PyData Global 2022

Vaex: the perfect DataFrame Library for Python data apps
12-02, 19:30–20:00 (UTC), Talk Track I

Vaex is an incredibly powerful DataFrame library that allows one to work with datasets much larger than RAM on a single node. It combines memory mapping, lazy evaluations, efficient C++ algorithms, and a variety of other tricks to empower your off-the-shelf laptop and make it crunch through a billion samples in real time.

A common use-case for Vaex is as a backend for data apps, especially if one needs to process, transform, and visualize a larger amount of data in real time. Vaex implements a number of features that have been specifically designed to improve performance of data hungry dashboards or apps, namely:
- caching
- async evaluations
- early stopping of operations
- progress bars

In this talk we will showcase how you can use these features to build efficient dashboards and data apps, regardless of the data app library you prefer using.


Working with datasets comprising millions or billions of samples is an increasingly common task, one that is typically tackled with distributed computing. Nodes in high-performance computing clusters have enough RAM to run intensive and well-tested data analysis workflows. More often than not, however, this is preceded by the scientific process of cleaning, filtering, grouping, and other transformations of the data, through continuous visualizations and correlation analysis. In today’s work environments, many data scientists prefer to do this on their laptops or workstations, as to more effectively use their time and not to rely on spotty internet connection to access their remote data and computation resources. Modern laptops have sufficiently fast I/O SSD storage, but upgrading RAM is expensive or impossible.

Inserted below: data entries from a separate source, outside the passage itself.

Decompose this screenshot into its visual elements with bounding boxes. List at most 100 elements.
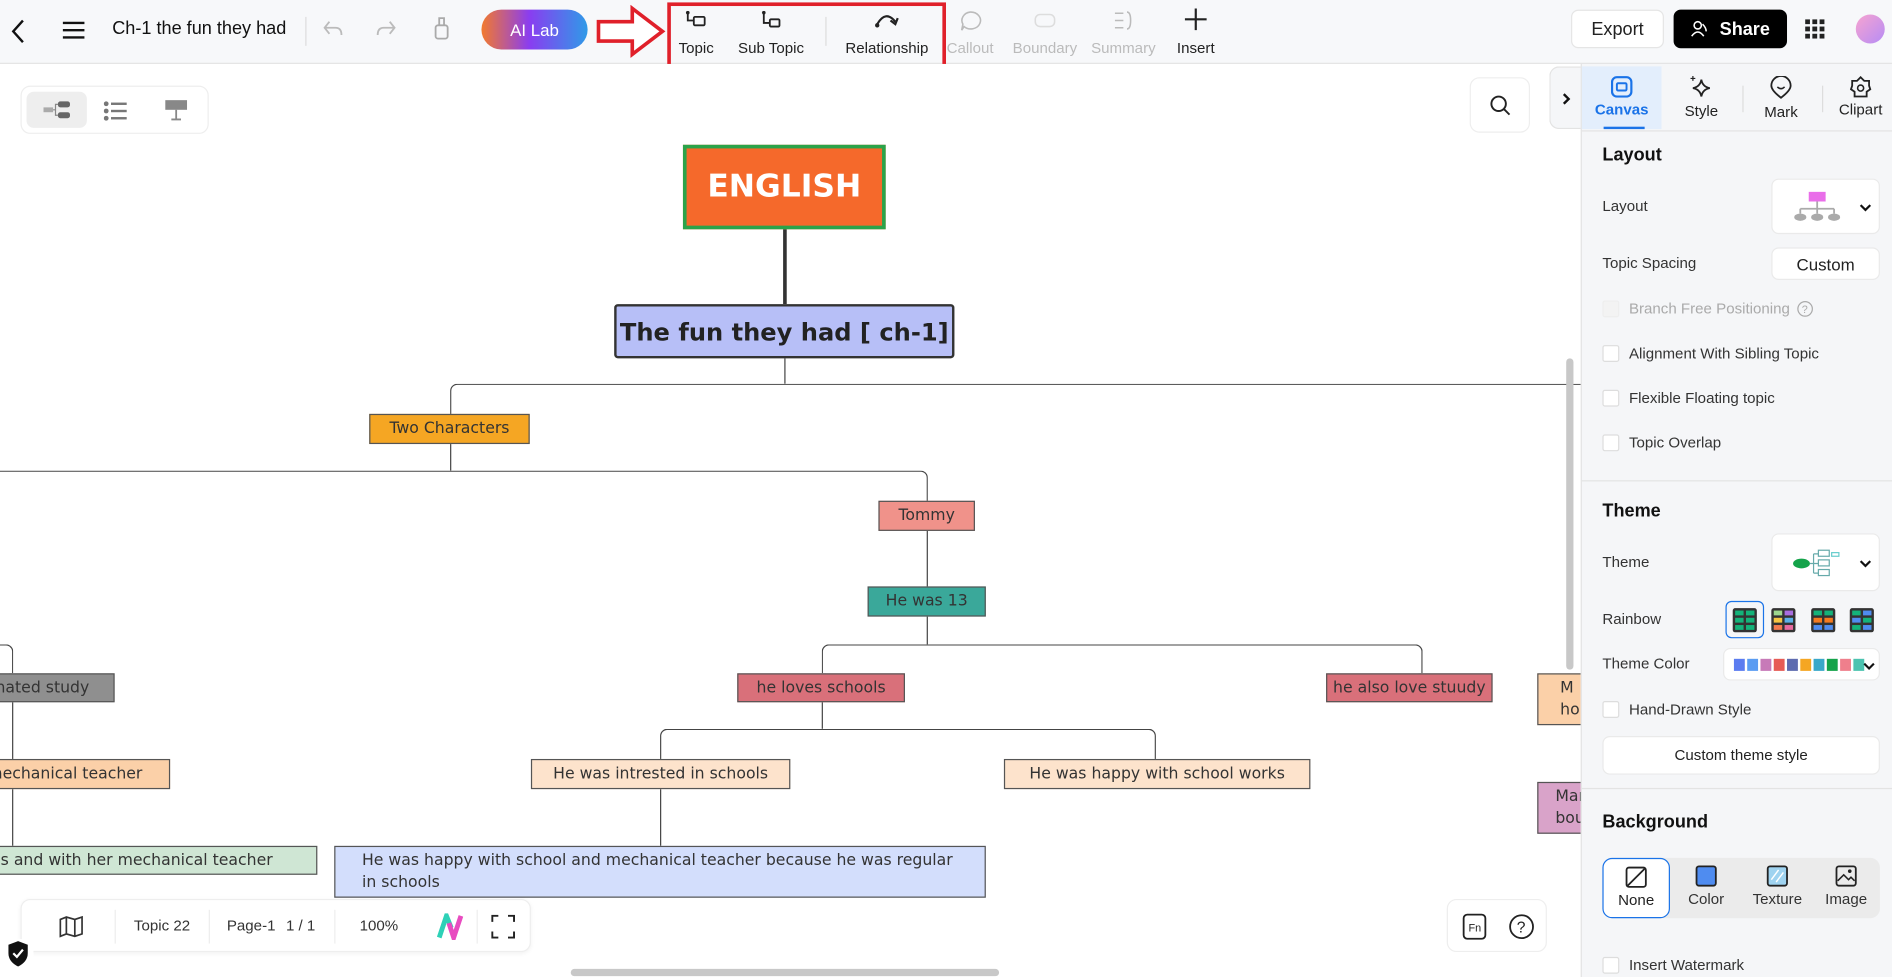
fullscreen-icon[interactable] xyxy=(491,914,515,939)
topic-overlap-checkbox[interactable] xyxy=(1602,434,1620,452)
page-name[interactable]: Page-1 xyxy=(227,917,276,934)
mindmap-canvas[interactable]: ENGLISH The fun they had [ ch-1] Two Cha… xyxy=(0,63,1592,977)
topic-mechanical-teacher[interactable]: mechanical teacher xyxy=(0,758,171,790)
tab-canvas[interactable]: Canvas xyxy=(1581,66,1662,130)
theme-label: Theme xyxy=(1602,553,1650,571)
root-topic[interactable]: ENGLISH xyxy=(682,144,886,230)
boundary-icon[interactable] xyxy=(1033,12,1057,29)
export-button[interactable]: Export xyxy=(1571,9,1664,49)
callout-icon[interactable] xyxy=(958,10,982,32)
relationship-button[interactable]: Relationship xyxy=(845,40,928,57)
background-image-button[interactable]: Image xyxy=(1812,858,1880,918)
topic-two-characters[interactable]: Two Characters xyxy=(369,413,530,445)
theme-color-swatch xyxy=(1813,658,1825,671)
topic-he-was-13[interactable]: He was 13 xyxy=(867,586,986,617)
theme-dropdown[interactable] xyxy=(1771,533,1880,592)
summary-icon[interactable] xyxy=(1111,10,1135,32)
insert-button[interactable]: Insert xyxy=(1177,40,1215,57)
summary-button[interactable]: Summary xyxy=(1091,40,1156,57)
format-painter-icon[interactable] xyxy=(432,16,451,43)
security-shield-icon[interactable] xyxy=(2,936,34,972)
redo-icon[interactable] xyxy=(375,18,397,40)
alignment-sibling-checkbox[interactable] xyxy=(1602,345,1620,362)
avatar[interactable] xyxy=(1855,14,1885,44)
custom-theme-style-button[interactable]: Custom theme style xyxy=(1602,736,1880,775)
topic-overlap-label: Topic Overlap xyxy=(1628,434,1722,452)
svg-text:Fn: Fn xyxy=(1468,923,1481,935)
toolbar: Ch-1 the fun they had AI Lab Topic Sub T… xyxy=(0,0,1892,70)
map-icon[interactable] xyxy=(59,915,83,938)
tab-clipart[interactable]: Clipart xyxy=(1821,66,1892,129)
vertical-scrollbar[interactable] xyxy=(1566,358,1574,670)
ai-lab-button[interactable]: AI Lab xyxy=(481,9,588,50)
relationship-icon[interactable] xyxy=(874,10,901,29)
rainbow-option-3[interactable] xyxy=(1810,607,1837,634)
rainbow-option-4[interactable] xyxy=(1849,607,1876,634)
boundary-button[interactable]: Boundary xyxy=(1013,40,1078,57)
option-label: None xyxy=(1618,891,1655,909)
presentation-view-icon[interactable] xyxy=(164,98,188,122)
option-label: Image xyxy=(1825,890,1868,908)
topic-happy-long[interactable]: He was happy with school and mechanical … xyxy=(334,845,986,898)
svg-text:?: ? xyxy=(1517,920,1526,937)
brand-logo-icon[interactable] xyxy=(436,913,464,940)
theme-color-swatch xyxy=(1840,658,1851,671)
layout-dropdown[interactable] xyxy=(1771,178,1880,235)
undo-icon[interactable] xyxy=(322,18,344,40)
color-icon xyxy=(1695,865,1717,887)
back-icon[interactable] xyxy=(10,18,27,45)
hand-drawn-checkbox[interactable] xyxy=(1602,701,1620,718)
theme-color-swatch xyxy=(1800,658,1812,671)
subtopic-button[interactable]: Sub Topic xyxy=(738,40,804,57)
panel-collapse-button[interactable] xyxy=(1549,66,1582,130)
help-icon[interactable]: ? xyxy=(1508,913,1535,940)
view-switcher xyxy=(20,85,209,134)
flexible-floating-checkbox[interactable] xyxy=(1602,389,1620,407)
outline-view-icon[interactable] xyxy=(103,100,128,122)
topic-hated-study[interactable]: hated study xyxy=(0,673,115,703)
background-none-button[interactable]: None xyxy=(1602,857,1670,919)
tab-mark[interactable]: Mark xyxy=(1741,66,1821,129)
subtopic-icon[interactable] xyxy=(759,10,783,30)
topic-schools-and-teacher[interactable]: ols and with her mechanical teacher xyxy=(0,845,318,875)
share-button[interactable]: Share xyxy=(1673,9,1788,49)
topic-intrested-in-schools[interactable]: He was intrested in schools xyxy=(530,758,791,790)
layout-heading: Layout xyxy=(1602,144,1662,166)
canvas-icon xyxy=(1610,76,1633,98)
arrow-annotation xyxy=(596,4,666,58)
rainbow-option-2[interactable] xyxy=(1770,607,1797,634)
menu-icon[interactable] xyxy=(62,21,85,40)
mindmap-view-button[interactable] xyxy=(26,91,87,128)
topic-happy-school-works[interactable]: He was happy with school works xyxy=(1003,758,1311,790)
background-texture-button[interactable]: Texture xyxy=(1742,858,1812,918)
chevron-down-icon xyxy=(1863,662,1875,671)
zoom-level[interactable]: 100% xyxy=(360,917,399,934)
apps-grid-icon[interactable] xyxy=(1805,19,1827,39)
svg-text:?: ? xyxy=(1802,304,1808,316)
user-icon xyxy=(1691,20,1708,37)
sparkle-icon xyxy=(1690,76,1710,97)
background-color-button[interactable]: Color xyxy=(1672,858,1740,918)
tab-style[interactable]: Style xyxy=(1662,66,1742,129)
tab-label: Clipart xyxy=(1838,101,1883,119)
topic-loves-schools[interactable]: he loves schools xyxy=(737,673,905,703)
callout-button[interactable]: Callout xyxy=(947,40,994,57)
plus-icon[interactable] xyxy=(1184,7,1208,31)
insert-watermark-label: Insert Watermark xyxy=(1628,956,1745,974)
help-circle-icon[interactable]: ? xyxy=(1797,300,1814,317)
topic-button[interactable]: Topic xyxy=(679,40,714,57)
horizontal-scrollbar[interactable] xyxy=(570,968,1000,977)
rainbow-option-1[interactable] xyxy=(1732,607,1759,634)
topic-spacing-button[interactable]: Custom xyxy=(1771,247,1880,280)
search-button[interactable] xyxy=(1469,77,1531,133)
topic-also-love-study[interactable]: he also love stuudy xyxy=(1326,673,1493,703)
main-topic[interactable]: The fun they had [ ch-1] xyxy=(614,304,955,359)
insert-watermark-checkbox[interactable] xyxy=(1602,956,1620,974)
function-icon[interactable]: Fn xyxy=(1462,913,1487,940)
document-title[interactable]: Ch-1 the fun they had xyxy=(112,18,286,39)
background-heading: Background xyxy=(1602,812,1709,833)
topic-icon[interactable] xyxy=(684,10,708,30)
topic-tommy[interactable]: Tommy xyxy=(878,500,975,531)
branch-free-checkbox[interactable] xyxy=(1602,300,1620,318)
theme-color-dropdown[interactable] xyxy=(1723,647,1880,681)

Applying the combined benefits of computational graphs, which are common in neural network libraries, with delayed (a.k.a lazy) evaluations to a DataFrame library enables efficient memory and CPU usage. Together with memory-mapped storage (Apache Arrow, HDF5) and out-of-core algorithms, we can process considerably larger data sets with fewer resources. As an added bonus, the computational graphs ‘remember’ all operations applied to a DataFrame, meaning that data processing pipelines can be generated automatically.

The computational efficiency of Vaex makes it a particularly good candidate for a backend of data hungry dashboards or data apps. In fact Vaex implements a variety of features that are specifically designed to help build efficient and memory-safe dashboards such as caching, async evaluations, fingerprinting, etc. With such features, one can build data intensive applications and even low-code tools while keeping the infrastructure cost and complexity lower. In this talk, we will present how one can take advantage of these special features of Vaex when building data applications.


Prior Knowledge Expected

Previous knowledge expected

Jovan is a senior data scientist at Tiqets, where he creates predictive models and recommender systems centered around the e-commerce domain. Working mostly with Python in the Jupyter/PyData ecosystem, he has considerable experience in creating dashboard, clustering analysis and predictive modeling. Jovan has a PhD in Astrophysics, is a co-founder of vaex.io, and is interested in novel machine learning technologies and applications.

Maarten Breddels is an entrepreneur and freelance developer/consultant/data scientist working mostly with Python, C++ and Javascript in the Jupyter ecosystem. Creator of Solara, ipyvolume and vaex, founder of Vaex.io and Solara. His expertise ranges from fast numerical computation, API design, to 3d visualization. He has a Bachelor in ICT, a Master and PhD in Astronomy, likes to code and solve problems.